As the first nail came through the hoof wall, she slipped the claw of the shoeing hammer over the excess and with a quick flick of her wrist she twisted the nail off. She continued with the other five nails in a similar manner. Once all the nails were in place she filed a notch just under the protruding nail stubs. "That's to prevent the nail from splitting the hoof wall."
Sally clenched the nails to prevent them from coming loose and lastly she rasped the edges of the hoof for appearances sake. One down four to go. Once all the shoes were on Sally opened a jar of foul smelling black stuff and commenced to paint the hooves with it.
"Stockholm tar Tony, it seals the hoof around the nails and where I've run the rasp. Most farriers don't use it but I think it's worth the effort."
"That's amazed me Sally," said Mike, "I've always imagined the blacksmith to be a big strong person, yet you handled Tanglefoot with hardly any sweat at all."
"Farrier Mike, Blacksmiths work steel, Farriers shoe horses. All the horses here are used to being shod by me so there's no great hassles, occasionally one will lean on me but a quick jab in the ribs with the hammer handle soon straightens him up."
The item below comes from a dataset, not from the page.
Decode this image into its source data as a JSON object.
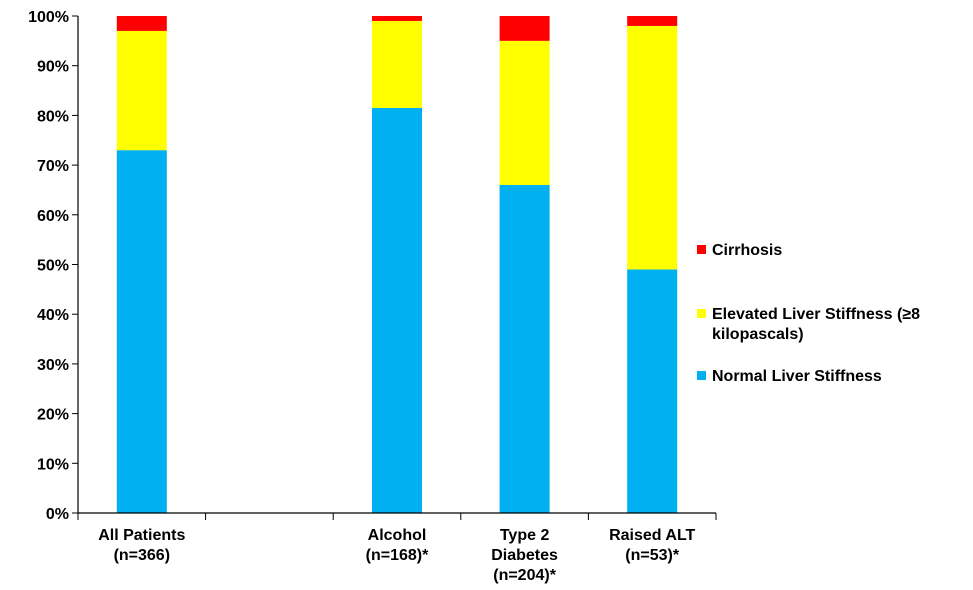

Erin wet the fire down while Sally tidied up her tools, then it was up to the house to get the evening meal on.
Later that evening Sally gave the Justin girls a call and arranged for them to come over and look after the place for a few days. I then gave Sybil a call to let her know what our plans were.
"Does Sally know that you are part owner of the company Tony?"
"Not as yet Syb, I think we should talk about that ourselves first, don't you?"
"OK, but I wouldn't put it off for too long if I were you, it could come back and bite you on the bum."
"Yeah, I am aware of that. Anyhow, we'll see you on Monday all going well." After a bit more chatter I finished the call.
I spent the rest of the weekend enjoying the pleasures of country life. Being around the horses was something that I was quickly becoming interested in, I must have driven Sally and Erin nuts with all my questions.
All too soon the weekend came to a close and Monday morning at an ungodly hour we all headed back to the city. On a good day the run took about three quarters of an hour, so if anything permanent between Sally and I develops I think the farm will be my permanent residence.